- As we are aware, the Indian education sector is regarded as average at the best of times even though efforts to boost the extremely crucial vertical have really not taken off on expected lines. For a country with such a huge population and known to crow about the demographic dividend at every available platform locally and internationally, the education sector per se has failed to achieve due recognition courtesy of lopsided policies and priorities. Despite boasting an extremely healthy percentage of the young population, our policymakers and profound thinkers have consistently failed to deliver education improvements at par with international standards.
- No wonder, scores of students simply flock to overseas destinations for higher studies. The moot point to ponder over here is why are we not pulling up our socks to make available opportunities for the young aspirants to realise their dreams of quality education within the country. The answer is a lack of committed intent, action, and execution on the ground to weed out corrupt and inefficient practices surrounding our education sector. Take for instance, the way the National Assessment and Accreditation Committee (NAAC) is functioning presently. The NAAC was established by UGC in 1994 to serve the function of quality assurance.
- Mind you, the NAAC was supposed to ensure adherence to quality without compromising one bit. After a sluggish takeoff, today its power is writ large across the entire higher education ecosystem. At universities and colleges, an impending NAAC visit sets off a tense flurry of activities from literally whitewashing to non-stop faculty conferencing. For students and parents, it can be the most influential guide for where to seek admission. But as complaints mount about this accreditation system’s unreliability and corruption, UGC and the education ministry must stop watching from the sidelines. Stepping in and fixing the rot should be the priority.

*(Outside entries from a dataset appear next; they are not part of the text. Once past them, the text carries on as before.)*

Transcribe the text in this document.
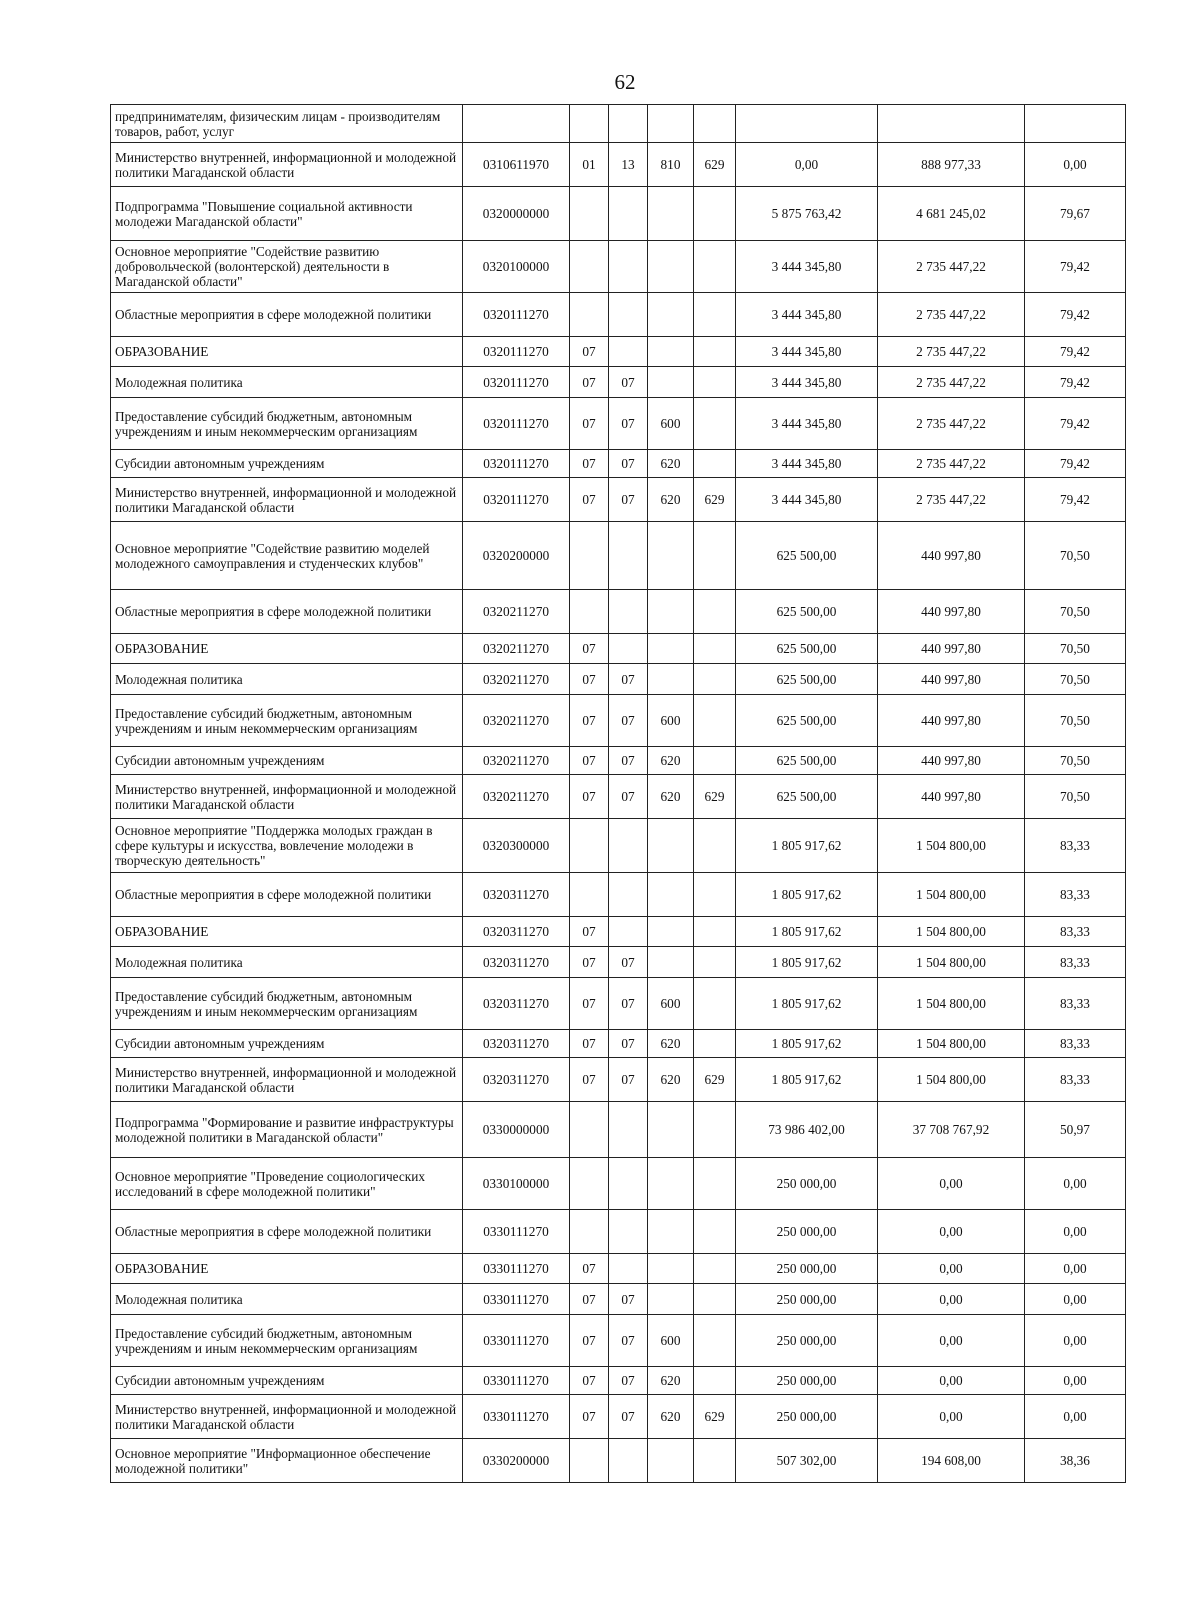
62
предпринимателям, физическим лицам - производителям товаров, работ, услуг								
Министерство внутренней, информационной и молодежной политики Магаданской области	0310611970	01	13	810	629	0,00	888 977,33	0,00
Подпрограмма "Повышение социальной активности молодежи Магаданской области"	0320000000					5 875 763,42	4 681 245,02	79,67
Основное мероприятие "Содействие развитию добровольческой (волонтерской) деятельности в Магаданской области"	0320100000					3 444 345,80	2 735 447,22	79,42
Областные мероприятия в сфере молодежной политики	0320111270					3 444 345,80	2 735 447,22	79,42
ОБРАЗОВАНИЕ	0320111270	07				3 444 345,80	2 735 447,22	79,42
Молодежная политика	0320111270	07	07			3 444 345,80	2 735 447,22	79,42
Предоставление субсидий бюджетным, автономным учреждениям и иным некоммерческим организациям	0320111270	07	07	600		3 444 345,80	2 735 447,22	79,42
Субсидии автономным учреждениям	0320111270	07	07	620		3 444 345,80	2 735 447,22	79,42
Министерство внутренней, информационной и молодежной политики Магаданской области	0320111270	07	07	620	629	3 444 345,80	2 735 447,22	79,42
Основное мероприятие "Содействие развитию моделей молодежного самоуправления и студенческих клубов"	0320200000					625 500,00	440 997,80	70,50
Областные мероприятия в сфере молодежной политики	0320211270					625 500,00	440 997,80	70,50
ОБРАЗОВАНИЕ	0320211270	07				625 500,00	440 997,80	70,50
Молодежная политика	0320211270	07	07			625 500,00	440 997,80	70,50
Предоставление субсидий бюджетным, автономным учреждениям и иным некоммерческим организациям	0320211270	07	07	600		625 500,00	440 997,80	70,50
Субсидии автономным учреждениям	0320211270	07	07	620		625 500,00	440 997,80	70,50
Министерство внутренней, информационной и молодежной политики Магаданской области	0320211270	07	07	620	629	625 500,00	440 997,80	70,50
Основное мероприятие "Поддержка молодых граждан в сфере культуры и искусства, вовлечение молодежи в творческую деятельность"	0320300000					1 805 917,62	1 504 800,00	83,33
Областные мероприятия в сфере молодежной политики	0320311270					1 805 917,62	1 504 800,00	83,33
ОБРАЗОВАНИЕ	0320311270	07				1 805 917,62	1 504 800,00	83,33
Молодежная политика	0320311270	07	07			1 805 917,62	1 504 800,00	83,33
Предоставление субсидий бюджетным, автономным учреждениям и иным некоммерческим организациям	0320311270	07	07	600		1 805 917,62	1 504 800,00	83,33
Субсидии автономным учреждениям	0320311270	07	07	620		1 805 917,62	1 504 800,00	83,33
Министерство внутренней, информационной и молодежной политики Магаданской области	0320311270	07	07	620	629	1 805 917,62	1 504 800,00	83,33
Подпрограмма "Формирование и развитие инфраструктуры молодежной политики в Магаданской области"	0330000000					73 986 402,00	37 708 767,92	50,97
Основное мероприятие "Проведение социологических исследований в сфере молодежной политики"	0330100000					250 000,00	0,00	0,00
Областные мероприятия в сфере молодежной политики	0330111270					250 000,00	0,00	0,00
ОБРАЗОВАНИЕ	0330111270	07				250 000,00	0,00	0,00
Молодежная политика	0330111270	07	07			250 000,00	0,00	0,00
Предоставление субсидий бюджетным, автономным учреждениям и иным некоммерческим организациям	0330111270	07	07	600		250 000,00	0,00	0,00
Субсидии автономным учреждениям	0330111270	07	07	620		250 000,00	0,00	0,00
Министерство внутренней, информационной и молодежной политики Магаданской области	0330111270	07	07	620	629	250 000,00	0,00	0,00
Основное мероприятие "Информационное обеспечение молодежной политики"	0330200000					507 302,00	194 608,00	38,36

- From a little-known deemed university beating IISc to the top to another deemed university incredibly jumping five grades between two NAAC assessments to a private university receiving the highest achievable grade within just over a handful of years, of establishment, the assessments themselves have been screaming for a closer look. Notably, this month the chairman of the NAAC executive committee stepped down while highlighting the awarding of questionable grades. At the same time, the Joreel committee has listed how data verification is not following any scientific method, which is damning for a process built upon self-assessment by institutions.
- Even worse, more opacity rather than transparency is being built into the system. The need of the hour is to overhaul NAAC as its assessment outcome are generally poor. Adding corruption to the mix with subpar institutes wheedling better grades than their better teaching peers, we have a deadly concoction of destruction. Yes, building systems to assess what is not easily measurable can take time. But cleaning the toxins that are now in our faces must start today. For what is at stake is the country’s knowledge growth backed by the aspirational society’s craving to stay relevant in commensurate with the global standards.